SAN PABLO.- En la medida de lo posible, Gustavo Barros Schelotto evita a los medios. "El que habla es Guillermo"; suele ser su muletilla favorita, cada vez que alguien le solicita una entrevista.

Sin embargo, la sanción de la Conmebol sobre Guillermo lo obligó a tener protagonismo en un momento clave: con Boca clasificado a la final de la Copa Libertadores , después del empate 2 a 2 con Palmeiras. Por reglamento, fue él quien debió ir a la conferencia de prensa, y el que habló con el periodismo en la zona mixta, como voz cantante del cuerpo técnico.

Se lo veía emocionado a Gustavo. El desahogo de la clasificación fue muy grande. Por eso, sus declaraciones y la convicción con la que las dijo cobraron fuerza en la noche paulista.

"Nos vamos a preparar para ganar la final", sentenció el entrenador. Y evitó en todo momento nombrar a River: "Independientemente del rival que haya enfrente, esto es por méritos. Así que nosotros nos vamos a preparar con todas las ganas".

Luego, se dedicó a elogiar al plantel: "Es un mérito muy grande de los jugadores haber respondido en todas las canchas donde nos tocó jugar. En la de Boca y de visitante. En canchas donde ha sido dificilísimo sostener el juego, como nos pasó con Junior, por el calor que había, o los dos partidos que jugamos acá en Brasil, contra rivales que uno es el campeón de la Copa de Brasil (Cruzeiro) y el otro es el que va primero en el campeonato brasileño (Palmeiras)".

Ante la consulta sobre si se toma dimensión de la magnitud que significa que la final de la Copa Libertadores se defina con el superclásico, Gustavo fue directo una vez más: "Para nosotros la magnitud que tiene es que estamos en una final y la queremos ganar."

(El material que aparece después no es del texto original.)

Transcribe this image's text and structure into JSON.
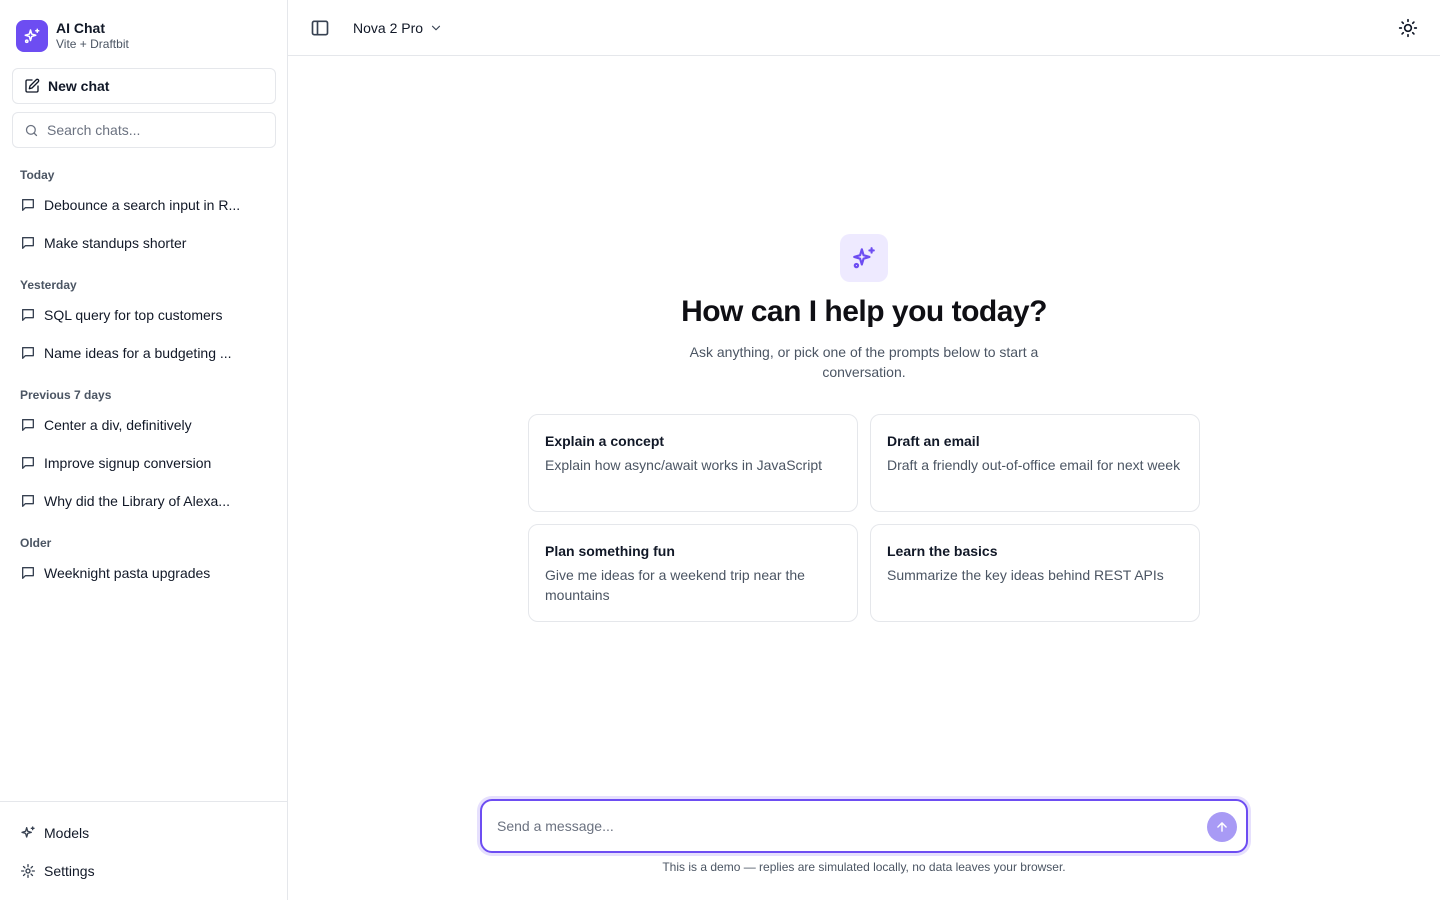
{
  "brand": {
    "title": "AI Chat",
    "subtitle": "Vite + Draftbit",
    "logo_icon": "sparkles-icon",
    "accent": "#6d4df2"
  },
  "sidebar": {
    "new_chat_label": "New chat",
    "search_placeholder": "Search chats...",
    "groups": [
      {
        "label": "Today",
        "items": [
          "Debounce a search input in R...",
          "Make standups shorter"
        ]
      },
      {
        "label": "Yesterday",
        "items": [
          "SQL query for top customers",
          "Name ideas for a budgeting ..."
        ]
      },
      {
        "label": "Previous 7 days",
        "items": [
          "Center a div, definitively",
          "Improve signup conversion",
          "Why did the Library of Alexa..."
        ]
      },
      {
        "label": "Older",
        "items": [
          "Weeknight pasta upgrades"
        ]
      }
    ],
    "bottom": {
      "models_label": "Models",
      "settings_label": "Settings"
    }
  },
  "header": {
    "model_name": "Nova 2 Pro"
  },
  "hero": {
    "title": "How can I help you today?",
    "subtitle": "Ask anything, or pick one of the prompts below to start a conversation."
  },
  "prompts": [
    {
      "title": "Explain a concept",
      "desc": "Explain how async/await works in JavaScript"
    },
    {
      "title": "Draft an email",
      "desc": "Draft a friendly out-of-office email for next week"
    },
    {
      "title": "Plan something fun",
      "desc": "Give me ideas for a weekend trip near the mountains"
    },
    {
      "title": "Learn the basics",
      "desc": "Summarize the key ideas behind REST APIs"
    }
  ],
  "composer": {
    "placeholder": "Send a message...",
    "disclaimer": "This is a demo — replies are simulated locally, no data leaves your browser."
  }
}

Además de aclarar que habló con su hermano una vez que terminó el choque con Palmeiras, evaluó el desarrollo: "A lo largo de la serie, que fue pareja, quizá la diferencia que marcamos en Buenos Aires acá la defendimos bien. Es un mérito muy grande haber llegado a la final, haber eliminado a los rivales que nos tocaron. Palmeiras es un equipo bárbaro, que tiene un montón de variantes en ofensiva y que por momentos nos llevó a jugar a una zona del terreno donde no queríamos. Por momentos el rival arriesgó lo que debía arriesgar porque necesitaba hacer goles, sobre todo después del 1 a 0 nuestro. Pero al equipo lo vi bien, bien parado."

Por último, analizó el transitar del xeneize en esta Copa: "Boca es un club con mucha historia, grande, y que obliga siempre a tener la iniciativa en los partidos. Y para eso, uno tiene que pensar en uno mismo. Después, siempre hay un rival y uno tiene que saber contra qué juega. Pero lo importante fue que siempre fuimos Boca. A lo largo de la Copa, Boca ha estado a la altura de las circunstancias en todos los partidos que nos tocó jugar. Nos tocó perder con Palmeiras en Buenos Aires, en la fase de grupos, pero siempre a donde fuimos nos sentimos bien y sabiendo a qué jugamos."

Su breve protagonismo excluyente culminó. En la primera final, será otra vez Guillermo quien retome sus tareas habituales. Y Gustavo volverá a su lugar, bien cerca de su hermano y dando indicaciones con voz firme y convicción.